Les scènes macabres se succèdent ainsi au fil des pages, avec des ingrédients incontournables : un brin d’horreur, une bonne louche de fantastique, de l’humour évidemment très noir et un regard cynique sur l’homme et ses bassesses. L’aspect étrange, voire burlesque des saynètes est d’une importance cruciale, permettant à l’auteur de distordre la réalité pour y faire pénétrer le lecteur. Ainsi, de case en case, le réel se déforme et prend des atours effrayants, tandis qu’on assiste à la fuite en avant des différents "héros". Il y a quelque chose de profondément désespérant dans leurs destins respectifs, et l’espoir fait long feu.

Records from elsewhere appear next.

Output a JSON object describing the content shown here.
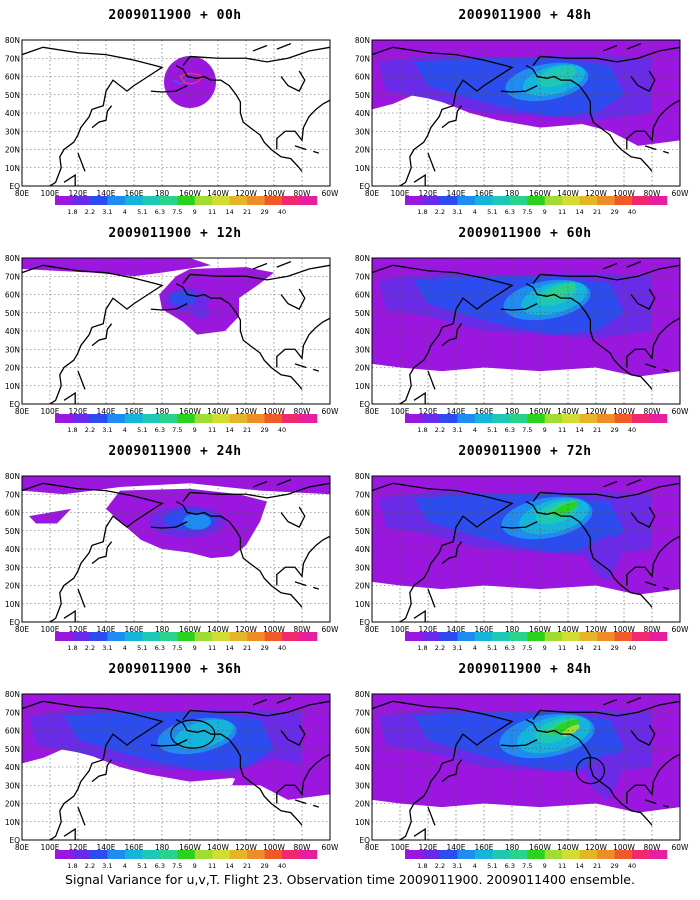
{
  "caption": "Signal Variance for u,v,T. Flight 23. Observation time 2009011900. 2009011400 ensemble.",
  "colors": {
    "c1": "#9b17e0",
    "c2": "#6a2be8",
    "c3": "#2d4cf0",
    "c4": "#1e8cf0",
    "c5": "#14b4dc",
    "c6": "#1ec8b4",
    "c7": "#2ad28c",
    "c8": "#2ad21e",
    "c9": "#a0dc32",
    "c10": "#d2dc32",
    "c11": "#e6b428",
    "c12": "#f08c28",
    "c13": "#f05a28",
    "c14": "#f0286e",
    "c15": "#e61ea0"
  },
  "colorbar_labels": [
    "1.8",
    "2.2",
    "3.1",
    "4",
    "5.1",
    "6.3",
    "7.5",
    "9",
    "11",
    "14",
    "21",
    "29",
    "40"
  ],
  "lat_labels": [
    "80N",
    "70N",
    "60N",
    "50N",
    "40N",
    "30N",
    "20N",
    "10N",
    "EQ"
  ],
  "lon_labels": [
    "80E",
    "100E",
    "120E",
    "140E",
    "160E",
    "180",
    "160W",
    "140W",
    "120W",
    "100W",
    "80W",
    "60W"
  ],
  "panels": [
    {
      "id": "p00",
      "title": "2009011900 + 00h",
      "stage": 0,
      "circle": null
    },
    {
      "id": "p12",
      "title": "2009011900 + 12h",
      "stage": 1,
      "circle": null
    },
    {
      "id": "p24",
      "title": "2009011900 + 24h",
      "stage": 2,
      "circle": null
    },
    {
      "id": "p36",
      "title": "2009011900 + 36h",
      "stage": 3,
      "circle": "north-pacific"
    },
    {
      "id": "p48",
      "title": "2009011900 + 48h",
      "stage": 4,
      "circle": null
    },
    {
      "id": "p60",
      "title": "2009011900 + 60h",
      "stage": 5,
      "circle": null
    },
    {
      "id": "p72",
      "title": "2009011900 + 72h",
      "stage": 6,
      "circle": null
    },
    {
      "id": "p84",
      "title": "2009011900 + 84h",
      "stage": 7,
      "circle": "us-west-coast"
    }
  ]
}
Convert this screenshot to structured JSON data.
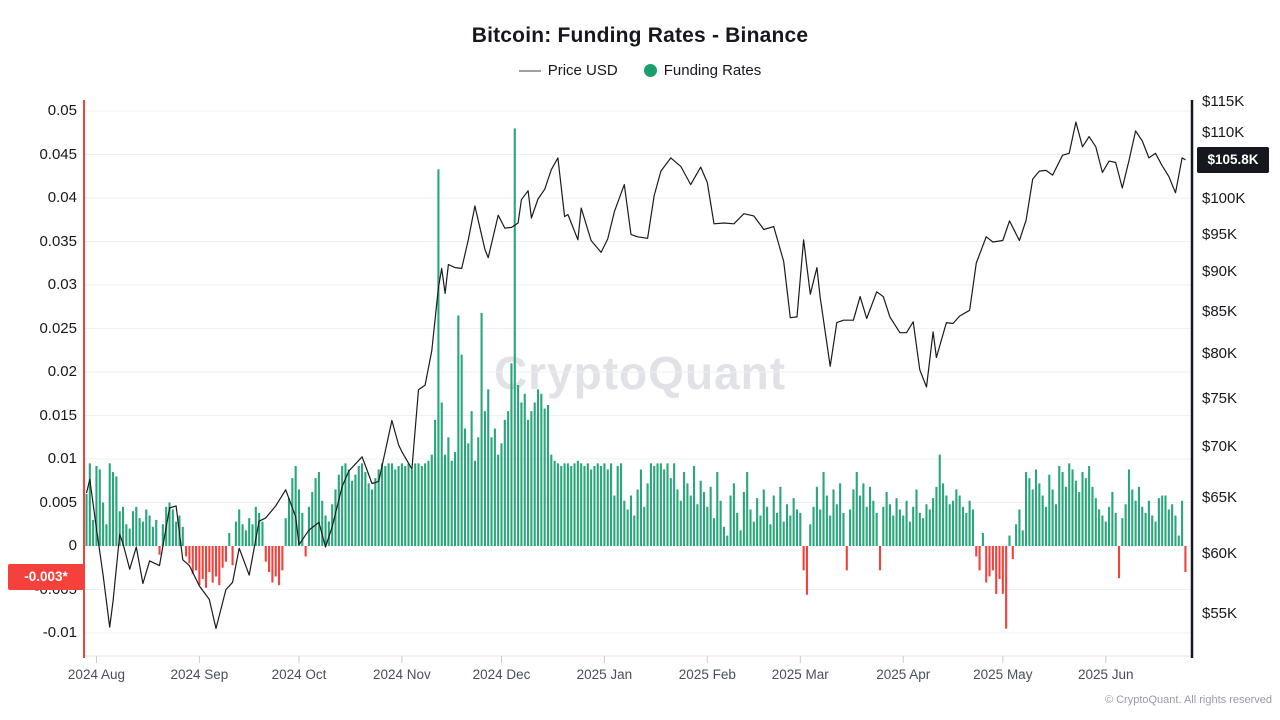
{
  "title": "Bitcoin: Funding Rates - Binance",
  "legend": {
    "price": {
      "label": "Price USD",
      "swatch": "line-icon",
      "color": "#9aa0a6"
    },
    "funding": {
      "label": "Funding Rates",
      "swatch": "dot-icon",
      "color": "#19a06e"
    }
  },
  "watermark": "CryptoQuant",
  "footer": "© CryptoQuant. All rights reserved",
  "badges": {
    "funding_current_label": "-0.003*",
    "funding_current_value": -0.003,
    "price_current_label": "$105.8K",
    "price_current_value_k": 105.8
  },
  "colors": {
    "bar_positive": "#2aa67b",
    "bar_negative": "#f5413c",
    "price_line": "#1b1b1d",
    "left_axis_line": "#f5413c",
    "right_axis_line": "#15181e",
    "grid": "#eef0f3",
    "baseline": "#e2e5e9",
    "tick_mark": "#c7ccd4"
  },
  "axes": {
    "left": {
      "tick_labels": [
        "0.05",
        "0.045",
        "0.04",
        "0.035",
        "0.03",
        "0.025",
        "0.02",
        "0.015",
        "0.01",
        "0.005",
        "0",
        "-0.005",
        "-0.01"
      ],
      "tick_values": [
        0.05,
        0.045,
        0.04,
        0.035,
        0.03,
        0.025,
        0.02,
        0.015,
        0.01,
        0.005,
        0,
        -0.005,
        -0.01
      ]
    },
    "right": {
      "tick_labels": [
        "$115K",
        "$110K",
        "$100K",
        "$95K",
        "$90K",
        "$85K",
        "$80K",
        "$75K",
        "$70K",
        "$65K",
        "$60K",
        "$55K"
      ],
      "tick_values_k": [
        115,
        110,
        100,
        95,
        90,
        85,
        80,
        75,
        70,
        65,
        60,
        55
      ],
      "scale": "log"
    },
    "x": {
      "tick_labels": [
        "2024 Aug",
        "2024 Sep",
        "2024 Oct",
        "2024 Nov",
        "2024 Dec",
        "2025 Jan",
        "2025 Feb",
        "2025 Mar",
        "2025 Apr",
        "2025 May",
        "2025 Jun"
      ],
      "month_day_offsets": [
        3,
        34,
        64,
        95,
        125,
        156,
        187,
        215,
        246,
        276,
        307
      ]
    }
  },
  "chart_data": {
    "type": "mixed",
    "title": "Bitcoin: Funding Rates - Binance",
    "grid": true,
    "legend_position": "top-center",
    "left_ylim": [
      -0.0126,
      0.0513
    ],
    "right_ylim_k": [
      51.8,
      115.3
    ],
    "right_scale": "log",
    "x_range_months": [
      "2024 Aug",
      "2025 Jun"
    ],
    "series": [
      {
        "name": "Funding Rates",
        "type": "bar",
        "color": "#2aa67b",
        "negative_color": "#f5413c",
        "current_value": -0.003,
        "values_rows": [
          [
            0.006,
            0.0095,
            0.003,
            0.0092,
            0.0088,
            0.005,
            0.0025,
            0.0095,
            0.0085,
            0.008
          ],
          [
            0.004,
            0.0045,
            0.0025,
            0.002,
            0.004,
            0.0045,
            0.0032,
            0.0028,
            0.0042,
            0.0035
          ],
          [
            0.0022,
            0.003,
            -0.001,
            0.0025,
            0.0045,
            0.005,
            0.0042,
            0.0028,
            0.0035,
            0.0022
          ],
          [
            -0.0012,
            -0.002,
            -0.0032,
            -0.0028,
            -0.0045,
            -0.0038,
            -0.0048,
            -0.003,
            -0.0042,
            -0.0035
          ],
          [
            -0.0045,
            -0.0025,
            -0.0018,
            0.0015,
            -0.0022,
            0.0028,
            0.0042,
            0.0025,
            0.0018,
            0.0032
          ],
          [
            0.0025,
            0.0045,
            0.0038,
            0.0028,
            -0.0018,
            -0.003,
            -0.0042,
            -0.0035,
            -0.0045,
            -0.0028
          ],
          [
            0.0032,
            0.0055,
            0.0078,
            0.0092,
            0.0065,
            0.0038,
            -0.0012,
            0.0045,
            0.0062,
            0.0078
          ],
          [
            0.0085,
            0.0052,
            0.0035,
            0.0028,
            0.0048,
            0.0065,
            0.0082,
            0.0092,
            0.0095,
            0.0088
          ],
          [
            0.0075,
            0.0082,
            0.0092,
            0.0095,
            0.0085,
            0.0072,
            0.0065,
            0.0078,
            0.0088,
            0.0095
          ],
          [
            0.0092,
            0.0095,
            0.0095,
            0.0088,
            0.0092,
            0.0095,
            0.0092,
            0.0095,
            0.0088,
            0.0095
          ],
          [
            0.0095,
            0.0092,
            0.0095,
            0.0098,
            0.0105,
            0.0145,
            0.0433,
            0.0165,
            0.0105,
            0.0125
          ],
          [
            0.0098,
            0.0108,
            0.0265,
            0.022,
            0.0135,
            0.0118,
            0.0155,
            0.0098,
            0.0125,
            0.0268
          ],
          [
            0.0155,
            0.018,
            0.0125,
            0.0135,
            0.0105,
            0.0118,
            0.0145,
            0.0155,
            0.021,
            0.048
          ],
          [
            0.0185,
            0.0165,
            0.0175,
            0.0145,
            0.0155,
            0.0165,
            0.018,
            0.0175,
            0.0158,
            0.0162
          ],
          [
            0.0105,
            0.0098,
            0.0095,
            0.0092,
            0.0095,
            0.0095,
            0.0092,
            0.0095,
            0.0098,
            0.0095
          ],
          [
            0.0092,
            0.0095,
            0.0088,
            0.0092,
            0.0095,
            0.0092,
            0.0095,
            0.0088,
            0.0095,
            0.0058
          ],
          [
            0.0092,
            0.0095,
            0.0052,
            0.0042,
            0.0058,
            0.0035,
            0.0065,
            0.0088,
            0.0045,
            0.0072
          ],
          [
            0.0095,
            0.0092,
            0.0095,
            0.0095,
            0.0088,
            0.0095,
            0.0078,
            0.0095,
            0.0065,
            0.0052
          ],
          [
            0.0085,
            0.0072,
            0.0058,
            0.0092,
            0.0048,
            0.0075,
            0.0062,
            0.0045,
            0.0068,
            0.0032
          ],
          [
            0.0085,
            0.0052,
            0.0022,
            0.0012,
            0.0058,
            0.0072,
            0.0038,
            0.0018,
            0.0062,
            0.0085
          ],
          [
            0.0042,
            0.0028,
            0.0055,
            0.0035,
            0.0065,
            0.0045,
            0.0025,
            0.0058,
            0.0038,
            0.0068
          ],
          [
            0.0028,
            0.0048,
            0.0035,
            0.0055,
            0.0042,
            0.0038,
            -0.0028,
            -0.0056,
            0.0025,
            0.0045
          ],
          [
            0.0068,
            0.0042,
            0.0085,
            0.0058,
            0.0035,
            0.0065,
            0.0048,
            0.0072,
            0.0038,
            -0.0028
          ],
          [
            0.0042,
            0.0065,
            0.0085,
            0.0058,
            0.0072,
            0.0045,
            0.0068,
            0.0052,
            0.0038,
            -0.0028
          ],
          [
            0.0045,
            0.0062,
            0.0048,
            0.0035,
            0.0055,
            0.0042,
            0.0035,
            0.0052,
            0.0028,
            0.0045
          ],
          [
            0.0065,
            0.0038,
            0.0032,
            0.0048,
            0.0042,
            0.0055,
            0.0068,
            0.0105,
            0.0072,
            0.0058
          ],
          [
            0.0048,
            0.0052,
            0.0065,
            0.0058,
            0.0045,
            0.0038,
            0.0052,
            0.0042,
            -0.0012,
            -0.0028
          ],
          [
            0.0015,
            -0.0042,
            -0.0035,
            -0.0028,
            -0.0055,
            -0.0038,
            -0.0055,
            -0.0095,
            0.0012,
            -0.0015
          ],
          [
            0.0025,
            0.0042,
            0.0018,
            0.0085,
            0.0078,
            0.0065,
            0.0088,
            0.0072,
            0.0058,
            0.0045
          ],
          [
            0.0082,
            0.0065,
            0.0048,
            0.0092,
            0.0085,
            0.0068,
            0.0095,
            0.0088,
            0.0075,
            0.0062
          ],
          [
            0.0085,
            0.0078,
            0.0092,
            0.0068,
            0.0055,
            0.0042,
            0.0035,
            0.0028,
            0.0045,
            0.0062
          ],
          [
            0.0038,
            -0.0037,
            0.0032,
            0.0048,
            0.0088,
            0.0065,
            0.0052,
            0.0068,
            0.0045,
            0.0038
          ],
          [
            0.0052,
            0.0035,
            0.0028,
            0.0055,
            0.0058,
            0.0058,
            0.0042,
            0.0048,
            0.0035,
            0.0012
          ],
          [
            0.0052,
            -0.003
          ]
        ]
      },
      {
        "name": "Price USD",
        "type": "line",
        "color": "#1b1b1d",
        "unit": "thousand USD",
        "current_value_k": 105.8,
        "points": [
          [
            0,
            65.5
          ],
          [
            1,
            66.8
          ],
          [
            3,
            62.2
          ],
          [
            5,
            58.2
          ],
          [
            7,
            54.0
          ],
          [
            8,
            56.1
          ],
          [
            10,
            61.7
          ],
          [
            11,
            60.9
          ],
          [
            13,
            58.7
          ],
          [
            15,
            60.6
          ],
          [
            17,
            57.5
          ],
          [
            19,
            59.4
          ],
          [
            22,
            59.0
          ],
          [
            25,
            64.1
          ],
          [
            27,
            64.3
          ],
          [
            29,
            59.5
          ],
          [
            31,
            59.0
          ],
          [
            34,
            57.3
          ],
          [
            37,
            56.2
          ],
          [
            39,
            53.9
          ],
          [
            42,
            57.0
          ],
          [
            44,
            57.6
          ],
          [
            46,
            60.5
          ],
          [
            49,
            58.2
          ],
          [
            52,
            62.9
          ],
          [
            54,
            63.2
          ],
          [
            57,
            64.3
          ],
          [
            60,
            65.8
          ],
          [
            63,
            63.3
          ],
          [
            64,
            60.8
          ],
          [
            67,
            62.1
          ],
          [
            70,
            62.8
          ],
          [
            72,
            60.6
          ],
          [
            74,
            62.4
          ],
          [
            77,
            66.1
          ],
          [
            79,
            67.6
          ],
          [
            83,
            69.0
          ],
          [
            86,
            66.4
          ],
          [
            88,
            66.6
          ],
          [
            92,
            72.7
          ],
          [
            94,
            70.2
          ],
          [
            95,
            69.5
          ],
          [
            98,
            67.8
          ],
          [
            100,
            76.0
          ],
          [
            102,
            76.5
          ],
          [
            104,
            80.4
          ],
          [
            106,
            88.0
          ],
          [
            107,
            90.5
          ],
          [
            108,
            87.3
          ],
          [
            109,
            91.0
          ],
          [
            111,
            90.6
          ],
          [
            113,
            90.5
          ],
          [
            115,
            94.3
          ],
          [
            117,
            99.0
          ],
          [
            120,
            93.0
          ],
          [
            121,
            91.9
          ],
          [
            124,
            97.7
          ],
          [
            126,
            95.9
          ],
          [
            128,
            96.0
          ],
          [
            130,
            96.6
          ],
          [
            131,
            99.9
          ],
          [
            133,
            101.2
          ],
          [
            134,
            97.3
          ],
          [
            136,
            100.0
          ],
          [
            138,
            101.4
          ],
          [
            140,
            104.3
          ],
          [
            142,
            106.1
          ],
          [
            144,
            97.5
          ],
          [
            145,
            97.8
          ],
          [
            148,
            94.3
          ],
          [
            149,
            98.7
          ],
          [
            152,
            94.2
          ],
          [
            155,
            92.6
          ],
          [
            157,
            94.4
          ],
          [
            159,
            98.2
          ],
          [
            162,
            102.1
          ],
          [
            164,
            95.0
          ],
          [
            166,
            94.7
          ],
          [
            169,
            94.5
          ],
          [
            171,
            100.5
          ],
          [
            173,
            104.1
          ],
          [
            176,
            106.1
          ],
          [
            179,
            104.8
          ],
          [
            182,
            102.1
          ],
          [
            185,
            104.7
          ],
          [
            187,
            102.4
          ],
          [
            189,
            96.5
          ],
          [
            192,
            96.6
          ],
          [
            195,
            96.5
          ],
          [
            198,
            97.9
          ],
          [
            201,
            97.6
          ],
          [
            204,
            95.7
          ],
          [
            207,
            96.1
          ],
          [
            210,
            91.4
          ],
          [
            212,
            84.3
          ],
          [
            214,
            84.4
          ],
          [
            216,
            94.3
          ],
          [
            218,
            87.2
          ],
          [
            220,
            90.6
          ],
          [
            221,
            86.8
          ],
          [
            224,
            78.6
          ],
          [
            226,
            83.7
          ],
          [
            228,
            84.0
          ],
          [
            231,
            84.0
          ],
          [
            233,
            86.9
          ],
          [
            235,
            84.2
          ],
          [
            238,
            87.5
          ],
          [
            240,
            86.9
          ],
          [
            242,
            84.4
          ],
          [
            245,
            82.5
          ],
          [
            247,
            82.5
          ],
          [
            249,
            83.8
          ],
          [
            251,
            78.2
          ],
          [
            253,
            76.3
          ],
          [
            255,
            82.6
          ],
          [
            256,
            79.6
          ],
          [
            259,
            83.7
          ],
          [
            261,
            83.6
          ],
          [
            263,
            84.5
          ],
          [
            266,
            85.2
          ],
          [
            268,
            91.2
          ],
          [
            271,
            94.7
          ],
          [
            273,
            94.0
          ],
          [
            276,
            94.2
          ],
          [
            278,
            96.9
          ],
          [
            281,
            94.2
          ],
          [
            283,
            97.0
          ],
          [
            285,
            102.9
          ],
          [
            287,
            104.1
          ],
          [
            289,
            104.2
          ],
          [
            291,
            103.5
          ],
          [
            294,
            106.5
          ],
          [
            296,
            106.8
          ],
          [
            298,
            111.7
          ],
          [
            300,
            107.8
          ],
          [
            302,
            109.4
          ],
          [
            304,
            107.8
          ],
          [
            306,
            103.9
          ],
          [
            308,
            105.6
          ],
          [
            310,
            105.4
          ],
          [
            312,
            101.6
          ],
          [
            314,
            105.7
          ],
          [
            316,
            110.3
          ],
          [
            318,
            108.7
          ],
          [
            320,
            106.1
          ],
          [
            322,
            106.8
          ],
          [
            324,
            104.9
          ],
          [
            326,
            103.3
          ],
          [
            328,
            100.9
          ],
          [
            330,
            106.1
          ],
          [
            331,
            105.8
          ]
        ]
      }
    ]
  }
}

Bien sûr, l’immersion est complète. Et si tout semble fantasmagorique, la crédibilité n’en est pas mise à mal. Le dessin contribue à cette dualité, avec un trait qui se remet de toutes les acrobaties et dépeint des êtres aux faciès contorsionnés. Le résultat est peu reluisant, peu flatteur pour les protagonistes, mais d’un esthétisme assez surprenant. Surtout, il donne naissance à des ambiances marquantes, rendant une sensation d’enfermement, de peur face à un monde inconnu et plongé dans les ténèbres. Et pourtant, l’ensemble n’est pas si oppressant qu’il y paraît. Certaines scènes sont même très drôles, portées par des situations loufoques et un soin particulier apporté aux noms des personnages, parfaitement dans l’esprit Fluide Glacial.
Au final, Certains l’aiment noir est un recueil réjouissant de contes cruels, mais saupoudrés d’un second degré qui sauve l’album et le public de la sinistrose. Une sorte de subtil équilibre entre le comique et le tragique, avec, en maître d’œuvre, un Foerster inventif et sans doute un peu fou.